Im Interview mit Schlafforscher Dr. Albrecht Vorster über Schlaf als Schlüssel zu körperlicher und seelischer Gesundheit.
Geringe Schlafqualität entsteht häufig durch Schnarchen mit Atemaussetzern, ruhelosen Beinen am Abend (RLS), unregelmäßigen Schlafenszeiten und zu wenig Tageslicht.
Dr. Albrecht Vorster
Schlafforscher
Sie haben sich intensiv mit den Auswirkungen von Schlaf auf die physische und psychische Gesundheit beschäftigt. Können Sie uns aus Ihrer eigenen Erfahrung oder Forschung berichten, wie sich Schlafmangel konkret auf das tägliche Leben auswirken kann?
Schlafmangel ist unserer Gesellschaft weniger ein Problem als unzureichende Schlafqualität. Geringe Schlafqualität entsteht häufig durch Schnarchen mit Atemaussetzern, ruhelosen Beinen am Abend (RLS), unregelmäßigen Schlafenszeiten und zu wenig Tageslicht. Die Folgen von geringer Schlafqualität sind Konzentrationsprobleme, Einschlafattacken am Tage, Mentale Erkrankungen wie Depressionen und Angststörungen, Übergewicht, Bluthochdruck mit den Folgen von Herzinfarkt und Schlaganfall. Wir sollten den Schlaf also ernst nehmen. Schlaf ist neben Bewegung, Ernährung und Sozialleben einer der Big 4 Lebensbereiche, die darüber bestimmen, ob wir 24 Jahre länger oder kürzer leben.
Schlafstörungen können vielfältige Ursachen haben. Welche persönlichen oder gesellschaftlichen Faktoren sehen Sie als besonders prägend für die Entwicklung von Schlafproblemen, und wie kann man diesen entgegenwirken?
Allen voran ist Übergewicht der größte Risikofaktor für Schlafstörungen und dieser hat bedrohlich zugenommen. In Deutschland sind mittlerweile 40 % der Bevölkerung übergewichtig, 20 % sind krankhaft adipös. Übergewicht befördert Schnarchen mit Atemaussetzern (Schlafapnoe), die häufigste Schlaferkrankung.
Der zweite Faktor ist die Flexibilisierung der Arbeitszeiten. Das bedeutet mehr Arbeit am Abend oder in der Nacht für die 24-h-Gesellschaft, aufgrund von unregelmäßigen Arbeitszeiten. Ein unregelmäßiger Rhythmus ist der zweitgrößte Risikofaktor für einen guten Schlaf.
Als dritter Faktor kommt die Zunahme der Büroberufe in Innen- räumen am PC. Wir sitzen zu viel, bewegen uns zu wenig und bekommen viel zu wenig Tageslicht. Im Büro haben wir 10-40 Mal weniger Lichtstärke als draußen (250 Lux vs. 2500-10.000 Lux). Unser Körper braucht jedoch Tageslicht, um im Rhythmus zu bleiben.

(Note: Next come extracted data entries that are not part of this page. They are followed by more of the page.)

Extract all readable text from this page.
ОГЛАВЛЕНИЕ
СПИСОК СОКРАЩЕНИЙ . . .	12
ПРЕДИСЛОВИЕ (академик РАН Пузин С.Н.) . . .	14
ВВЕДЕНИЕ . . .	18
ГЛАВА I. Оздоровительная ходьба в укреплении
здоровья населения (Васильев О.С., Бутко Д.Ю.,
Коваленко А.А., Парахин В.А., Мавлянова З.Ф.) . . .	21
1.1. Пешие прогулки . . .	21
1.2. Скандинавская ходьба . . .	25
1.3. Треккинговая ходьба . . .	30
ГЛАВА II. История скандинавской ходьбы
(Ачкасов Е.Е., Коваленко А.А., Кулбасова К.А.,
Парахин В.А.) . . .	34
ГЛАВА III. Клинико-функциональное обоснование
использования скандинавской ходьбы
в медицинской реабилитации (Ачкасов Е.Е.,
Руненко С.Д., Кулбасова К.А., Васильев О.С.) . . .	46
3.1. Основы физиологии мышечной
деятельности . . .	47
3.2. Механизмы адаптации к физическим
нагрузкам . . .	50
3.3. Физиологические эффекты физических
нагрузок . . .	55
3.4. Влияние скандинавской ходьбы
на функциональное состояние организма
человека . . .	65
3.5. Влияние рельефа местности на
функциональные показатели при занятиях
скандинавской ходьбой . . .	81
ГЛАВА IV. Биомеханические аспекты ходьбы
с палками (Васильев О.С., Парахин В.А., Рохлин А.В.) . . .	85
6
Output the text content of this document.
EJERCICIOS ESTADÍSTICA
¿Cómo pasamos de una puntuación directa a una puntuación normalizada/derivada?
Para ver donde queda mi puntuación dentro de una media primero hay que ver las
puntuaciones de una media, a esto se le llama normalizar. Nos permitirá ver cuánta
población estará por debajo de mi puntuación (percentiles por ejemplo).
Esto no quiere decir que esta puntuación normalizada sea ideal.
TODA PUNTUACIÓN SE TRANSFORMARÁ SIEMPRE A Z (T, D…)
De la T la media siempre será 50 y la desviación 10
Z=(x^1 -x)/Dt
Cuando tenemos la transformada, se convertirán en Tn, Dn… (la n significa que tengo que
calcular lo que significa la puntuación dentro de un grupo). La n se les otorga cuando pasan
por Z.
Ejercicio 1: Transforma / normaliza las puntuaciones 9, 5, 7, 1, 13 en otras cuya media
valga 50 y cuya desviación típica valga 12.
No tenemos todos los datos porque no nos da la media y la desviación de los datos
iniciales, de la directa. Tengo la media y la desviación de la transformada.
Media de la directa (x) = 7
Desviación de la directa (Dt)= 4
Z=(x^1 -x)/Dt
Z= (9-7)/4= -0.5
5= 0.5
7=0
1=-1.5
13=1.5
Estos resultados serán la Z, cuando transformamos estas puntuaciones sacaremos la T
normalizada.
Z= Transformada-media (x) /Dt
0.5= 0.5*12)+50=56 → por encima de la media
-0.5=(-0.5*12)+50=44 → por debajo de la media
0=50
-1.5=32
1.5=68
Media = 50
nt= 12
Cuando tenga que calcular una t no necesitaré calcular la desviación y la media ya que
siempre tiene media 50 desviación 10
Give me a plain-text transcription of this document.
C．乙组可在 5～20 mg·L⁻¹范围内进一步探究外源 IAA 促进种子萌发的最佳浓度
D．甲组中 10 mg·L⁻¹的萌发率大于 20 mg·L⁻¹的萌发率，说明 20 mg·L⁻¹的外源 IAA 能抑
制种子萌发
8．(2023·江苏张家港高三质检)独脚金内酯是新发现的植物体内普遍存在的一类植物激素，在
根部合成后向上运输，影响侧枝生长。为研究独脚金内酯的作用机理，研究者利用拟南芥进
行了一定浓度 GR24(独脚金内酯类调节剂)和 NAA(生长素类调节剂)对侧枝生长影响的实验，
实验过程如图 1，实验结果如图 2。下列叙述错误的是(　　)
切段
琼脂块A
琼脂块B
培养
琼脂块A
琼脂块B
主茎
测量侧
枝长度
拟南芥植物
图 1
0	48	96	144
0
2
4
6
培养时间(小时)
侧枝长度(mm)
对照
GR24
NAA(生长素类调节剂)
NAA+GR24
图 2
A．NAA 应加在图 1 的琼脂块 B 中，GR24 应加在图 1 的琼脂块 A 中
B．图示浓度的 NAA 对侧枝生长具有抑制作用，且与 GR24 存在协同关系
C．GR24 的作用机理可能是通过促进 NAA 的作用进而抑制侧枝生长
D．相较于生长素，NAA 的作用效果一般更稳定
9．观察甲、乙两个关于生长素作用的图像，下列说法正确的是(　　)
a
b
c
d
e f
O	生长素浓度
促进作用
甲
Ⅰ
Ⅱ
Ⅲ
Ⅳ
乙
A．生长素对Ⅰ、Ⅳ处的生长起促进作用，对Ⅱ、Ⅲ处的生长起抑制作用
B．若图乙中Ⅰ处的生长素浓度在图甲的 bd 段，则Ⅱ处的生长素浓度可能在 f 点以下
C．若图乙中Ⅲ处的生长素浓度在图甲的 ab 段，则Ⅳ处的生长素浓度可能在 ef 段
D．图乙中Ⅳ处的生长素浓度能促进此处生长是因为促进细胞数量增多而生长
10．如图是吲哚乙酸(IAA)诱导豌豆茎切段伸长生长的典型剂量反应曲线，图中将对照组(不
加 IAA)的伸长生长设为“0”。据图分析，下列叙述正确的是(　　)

Ein Drittel aller Gene in unserem Körper sind zeitgesteuert und brauchen eine klare Zeitansage durch das Sonnenlicht.
Was ist Ihr persönlicher Tipp für Menschen, die Schwierigkeiten haben, zur Ruhe zu kommen und einen erholsamen Schlaf zu finden?
Ein (virtueller) Hund kann Wunder bewirken! Ein 15 Minuten Spaziergang am Abend hilft, den Kopf durchzupusten, die 15 Minuten Sonnenlicht am Morgen helfen, um wach zu werden und unsere innere Uhr zu stärken. Gerne beim Spaziergang aufschreiben, was einem durch den Kopf geht, was momentan wichtig ist im Leben, das beugt dem Grübeln in der Nacht vor. Sollte man morgens eine Stunde vor dem Wecker wach werden, ist es am besten, einfach aufzustehen.